Harper’s lost PostMedia

Since at least 2006, and potentially earlier, every Postmedia newspaper (then CanWest) has flat-out endorsed Stephen Harper and the Conservatives in each election.

While it looks like his arrogance is catching up with him and the cracks are forming.

From the Vancouver Sun:

For any government to be found in contempt of Parliament would be an affront to all Canadians. For one led by a prime minister who ran on a platform of openness and accountability, as Harper did, doubly so.

There can be no justification for denying MPs, or the public they represent, estimates for the costs that will flow from legislation they are being asked to approve. What little has come out indicates that sending more people to prison and keeping them in longer will cost billions of dollars in additional costs not only for the federal government but also for the provinces.

The Harper government’s reticence to release its cost calculations raises the even scarier prospect that they have been bringing forward these reforms without considering the cost.

His only option (and I’ll admit that it may be up his sleeve, although I don’t believe he’s the master strategist everyone seems to think)?

Harper can still have an impact on what happens next by showing his government is committed to the openness and accountability on which he once campaigned. He must release all of the cost estimates behind the prison reform package and commit to allowing MPs to do the job voters send them to Ottawa to do.

But even more scathing, from the ultra-Conservative (note the capital) Calgary Herald:

One of the Harper government’s favourite catchphrases is "truth in sentencing." We can support them on that, as long as the Conservatives also observe truth in budgeting.

Without question, the Chretien Liberals were parliamentary bullies extraordinaire.
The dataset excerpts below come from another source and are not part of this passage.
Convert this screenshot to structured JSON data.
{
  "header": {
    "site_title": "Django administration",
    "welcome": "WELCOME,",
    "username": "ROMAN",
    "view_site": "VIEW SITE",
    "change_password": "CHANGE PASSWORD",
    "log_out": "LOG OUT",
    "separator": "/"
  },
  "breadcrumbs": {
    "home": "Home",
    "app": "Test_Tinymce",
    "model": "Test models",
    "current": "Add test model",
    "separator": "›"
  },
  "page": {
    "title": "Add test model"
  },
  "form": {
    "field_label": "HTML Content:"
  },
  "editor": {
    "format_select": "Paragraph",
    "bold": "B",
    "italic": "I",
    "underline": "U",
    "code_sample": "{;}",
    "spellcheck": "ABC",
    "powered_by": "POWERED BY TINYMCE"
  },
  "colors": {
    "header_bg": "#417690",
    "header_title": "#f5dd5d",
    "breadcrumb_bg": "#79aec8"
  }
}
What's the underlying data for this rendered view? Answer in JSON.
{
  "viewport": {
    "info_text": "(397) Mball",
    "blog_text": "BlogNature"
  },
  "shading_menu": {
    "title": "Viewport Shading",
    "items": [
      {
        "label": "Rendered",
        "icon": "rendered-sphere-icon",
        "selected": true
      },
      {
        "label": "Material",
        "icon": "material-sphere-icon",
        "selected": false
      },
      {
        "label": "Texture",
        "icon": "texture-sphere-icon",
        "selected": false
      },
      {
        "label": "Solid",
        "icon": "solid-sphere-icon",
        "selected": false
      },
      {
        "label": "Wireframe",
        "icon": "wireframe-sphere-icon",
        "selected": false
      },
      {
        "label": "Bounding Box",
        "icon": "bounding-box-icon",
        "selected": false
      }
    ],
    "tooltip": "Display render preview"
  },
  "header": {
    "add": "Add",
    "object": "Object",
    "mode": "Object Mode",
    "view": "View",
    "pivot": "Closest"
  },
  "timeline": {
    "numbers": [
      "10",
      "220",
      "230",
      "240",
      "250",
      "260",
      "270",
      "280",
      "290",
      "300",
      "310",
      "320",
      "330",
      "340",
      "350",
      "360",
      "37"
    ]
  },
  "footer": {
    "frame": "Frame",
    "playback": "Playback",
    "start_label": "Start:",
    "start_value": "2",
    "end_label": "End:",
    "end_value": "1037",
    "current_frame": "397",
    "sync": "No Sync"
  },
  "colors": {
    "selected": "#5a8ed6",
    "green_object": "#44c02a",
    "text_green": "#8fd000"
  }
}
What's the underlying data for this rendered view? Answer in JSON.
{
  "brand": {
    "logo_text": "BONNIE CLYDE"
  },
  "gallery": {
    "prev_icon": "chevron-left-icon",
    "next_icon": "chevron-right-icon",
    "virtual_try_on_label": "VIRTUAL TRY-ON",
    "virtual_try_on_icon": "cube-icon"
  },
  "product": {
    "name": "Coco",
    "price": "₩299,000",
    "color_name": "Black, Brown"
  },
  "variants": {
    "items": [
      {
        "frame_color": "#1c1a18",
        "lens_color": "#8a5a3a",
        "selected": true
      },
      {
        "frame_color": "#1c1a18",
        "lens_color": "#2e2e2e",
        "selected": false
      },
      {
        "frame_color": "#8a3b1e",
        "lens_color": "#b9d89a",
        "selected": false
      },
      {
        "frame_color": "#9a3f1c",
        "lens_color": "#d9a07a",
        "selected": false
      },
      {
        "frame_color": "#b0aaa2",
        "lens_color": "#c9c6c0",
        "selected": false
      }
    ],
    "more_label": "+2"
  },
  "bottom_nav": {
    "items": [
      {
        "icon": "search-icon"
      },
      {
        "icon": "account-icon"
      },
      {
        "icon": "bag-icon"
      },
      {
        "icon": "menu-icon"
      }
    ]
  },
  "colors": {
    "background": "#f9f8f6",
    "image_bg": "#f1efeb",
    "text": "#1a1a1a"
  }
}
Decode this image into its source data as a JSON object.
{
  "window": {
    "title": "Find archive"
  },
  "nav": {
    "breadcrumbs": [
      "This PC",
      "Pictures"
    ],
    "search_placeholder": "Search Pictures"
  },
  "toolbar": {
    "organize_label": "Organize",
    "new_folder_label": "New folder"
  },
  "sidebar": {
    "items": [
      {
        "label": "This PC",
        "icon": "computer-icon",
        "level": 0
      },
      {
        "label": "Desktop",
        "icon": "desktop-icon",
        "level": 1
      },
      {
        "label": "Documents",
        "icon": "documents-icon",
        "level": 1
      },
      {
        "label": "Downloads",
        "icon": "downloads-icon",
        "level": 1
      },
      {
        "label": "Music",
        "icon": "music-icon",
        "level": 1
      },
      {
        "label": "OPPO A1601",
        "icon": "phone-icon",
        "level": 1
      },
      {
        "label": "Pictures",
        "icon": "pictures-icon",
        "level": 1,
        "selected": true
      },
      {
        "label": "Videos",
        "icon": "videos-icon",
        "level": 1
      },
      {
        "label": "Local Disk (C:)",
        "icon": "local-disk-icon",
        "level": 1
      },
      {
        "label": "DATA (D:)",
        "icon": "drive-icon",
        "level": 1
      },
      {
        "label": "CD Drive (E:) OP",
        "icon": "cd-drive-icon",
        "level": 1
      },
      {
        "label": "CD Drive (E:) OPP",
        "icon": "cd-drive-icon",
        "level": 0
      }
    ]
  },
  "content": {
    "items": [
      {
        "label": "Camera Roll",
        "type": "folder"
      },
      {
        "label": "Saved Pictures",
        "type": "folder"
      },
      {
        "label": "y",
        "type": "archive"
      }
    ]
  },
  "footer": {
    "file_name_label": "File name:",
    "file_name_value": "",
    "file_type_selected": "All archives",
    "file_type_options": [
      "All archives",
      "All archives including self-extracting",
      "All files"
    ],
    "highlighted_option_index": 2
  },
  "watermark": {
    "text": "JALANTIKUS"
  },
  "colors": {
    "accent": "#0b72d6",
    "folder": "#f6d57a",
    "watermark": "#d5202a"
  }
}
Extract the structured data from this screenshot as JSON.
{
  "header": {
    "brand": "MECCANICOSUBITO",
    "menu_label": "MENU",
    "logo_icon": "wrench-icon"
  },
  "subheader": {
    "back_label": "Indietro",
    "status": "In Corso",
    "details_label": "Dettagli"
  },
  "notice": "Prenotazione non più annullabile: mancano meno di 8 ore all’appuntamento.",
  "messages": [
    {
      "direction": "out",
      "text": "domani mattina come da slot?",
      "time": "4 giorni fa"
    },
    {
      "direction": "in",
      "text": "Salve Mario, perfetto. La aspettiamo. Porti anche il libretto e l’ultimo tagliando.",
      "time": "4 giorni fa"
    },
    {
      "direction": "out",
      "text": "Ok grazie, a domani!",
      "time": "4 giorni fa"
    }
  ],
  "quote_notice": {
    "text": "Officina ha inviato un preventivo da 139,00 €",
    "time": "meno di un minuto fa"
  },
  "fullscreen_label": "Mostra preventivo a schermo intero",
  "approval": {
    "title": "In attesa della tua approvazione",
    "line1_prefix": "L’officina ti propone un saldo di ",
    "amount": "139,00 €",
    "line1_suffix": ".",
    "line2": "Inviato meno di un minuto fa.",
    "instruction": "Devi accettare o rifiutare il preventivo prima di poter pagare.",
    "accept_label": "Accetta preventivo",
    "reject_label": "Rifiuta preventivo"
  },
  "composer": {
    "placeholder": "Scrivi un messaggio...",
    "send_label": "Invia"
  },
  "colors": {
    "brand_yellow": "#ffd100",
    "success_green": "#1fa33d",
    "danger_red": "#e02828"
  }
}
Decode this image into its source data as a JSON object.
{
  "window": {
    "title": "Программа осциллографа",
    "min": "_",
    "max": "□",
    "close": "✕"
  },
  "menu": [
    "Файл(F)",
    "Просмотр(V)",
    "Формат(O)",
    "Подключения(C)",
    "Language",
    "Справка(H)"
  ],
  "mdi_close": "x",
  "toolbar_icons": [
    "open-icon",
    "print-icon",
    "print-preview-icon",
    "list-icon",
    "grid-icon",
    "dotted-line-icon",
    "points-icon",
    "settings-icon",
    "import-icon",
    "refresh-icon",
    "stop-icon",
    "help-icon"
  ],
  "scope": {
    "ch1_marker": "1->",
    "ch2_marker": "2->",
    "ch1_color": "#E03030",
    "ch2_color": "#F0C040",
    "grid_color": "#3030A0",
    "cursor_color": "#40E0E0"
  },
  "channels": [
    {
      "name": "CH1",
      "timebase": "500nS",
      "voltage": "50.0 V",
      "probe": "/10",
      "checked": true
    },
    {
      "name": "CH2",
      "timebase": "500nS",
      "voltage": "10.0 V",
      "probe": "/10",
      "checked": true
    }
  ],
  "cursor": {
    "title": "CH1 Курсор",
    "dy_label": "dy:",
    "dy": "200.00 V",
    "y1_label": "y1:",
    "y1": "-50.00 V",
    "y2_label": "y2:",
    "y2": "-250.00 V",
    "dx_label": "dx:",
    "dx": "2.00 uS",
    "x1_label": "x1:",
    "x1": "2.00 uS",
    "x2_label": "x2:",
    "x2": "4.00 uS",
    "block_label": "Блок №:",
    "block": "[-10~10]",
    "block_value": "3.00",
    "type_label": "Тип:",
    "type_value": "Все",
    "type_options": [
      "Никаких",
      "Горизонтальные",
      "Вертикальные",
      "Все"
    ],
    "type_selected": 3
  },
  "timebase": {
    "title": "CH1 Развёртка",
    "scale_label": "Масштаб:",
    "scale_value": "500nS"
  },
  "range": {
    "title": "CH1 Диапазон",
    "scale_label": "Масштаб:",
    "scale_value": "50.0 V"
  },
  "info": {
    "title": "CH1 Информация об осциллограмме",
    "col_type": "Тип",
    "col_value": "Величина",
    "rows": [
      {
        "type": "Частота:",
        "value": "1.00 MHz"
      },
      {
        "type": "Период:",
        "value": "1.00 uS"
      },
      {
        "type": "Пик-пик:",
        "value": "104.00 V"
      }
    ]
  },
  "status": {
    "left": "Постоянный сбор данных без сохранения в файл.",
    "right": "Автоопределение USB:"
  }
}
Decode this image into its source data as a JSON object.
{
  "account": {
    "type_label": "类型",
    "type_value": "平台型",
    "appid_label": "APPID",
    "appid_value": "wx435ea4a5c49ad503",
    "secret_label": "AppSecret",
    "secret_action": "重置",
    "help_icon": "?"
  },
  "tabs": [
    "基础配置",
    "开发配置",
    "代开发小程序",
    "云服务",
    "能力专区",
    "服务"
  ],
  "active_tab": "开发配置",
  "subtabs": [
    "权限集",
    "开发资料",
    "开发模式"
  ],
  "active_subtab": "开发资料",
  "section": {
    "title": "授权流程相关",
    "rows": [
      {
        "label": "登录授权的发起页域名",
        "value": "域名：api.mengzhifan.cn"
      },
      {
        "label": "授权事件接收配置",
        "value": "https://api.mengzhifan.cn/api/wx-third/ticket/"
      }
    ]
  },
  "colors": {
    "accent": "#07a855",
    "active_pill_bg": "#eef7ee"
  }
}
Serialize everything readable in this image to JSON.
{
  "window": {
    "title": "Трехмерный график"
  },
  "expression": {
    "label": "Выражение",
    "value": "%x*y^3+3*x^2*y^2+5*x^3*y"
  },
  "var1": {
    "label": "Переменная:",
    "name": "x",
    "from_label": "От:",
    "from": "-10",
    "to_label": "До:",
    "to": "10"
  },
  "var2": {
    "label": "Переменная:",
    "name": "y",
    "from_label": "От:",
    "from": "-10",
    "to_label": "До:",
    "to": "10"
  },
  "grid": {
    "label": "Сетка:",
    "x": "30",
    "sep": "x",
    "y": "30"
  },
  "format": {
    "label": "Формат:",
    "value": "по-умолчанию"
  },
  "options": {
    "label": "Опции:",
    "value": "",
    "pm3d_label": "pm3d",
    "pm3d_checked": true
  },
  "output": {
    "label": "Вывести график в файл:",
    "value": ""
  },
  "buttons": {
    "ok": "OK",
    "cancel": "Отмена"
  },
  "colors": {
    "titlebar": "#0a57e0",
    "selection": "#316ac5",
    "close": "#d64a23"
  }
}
But Harper’s Conservatives promised to be better.

This really makes me think that we may be in for the exact reverse of the 2006 election:

Where as Adscam broke, the Martin Liberals dropped almost 10 points in the polls, and despite the public’s cool reception for Stephen Harper (and his sweater-vests), he still managed to win.

In this case, we have a perfect storm of Conservative scandals accumulating, in conjunction with past missteps, mixed with a lacklustre Liberal leader, whose only secret agenda would be fleeing to the USA if he loses.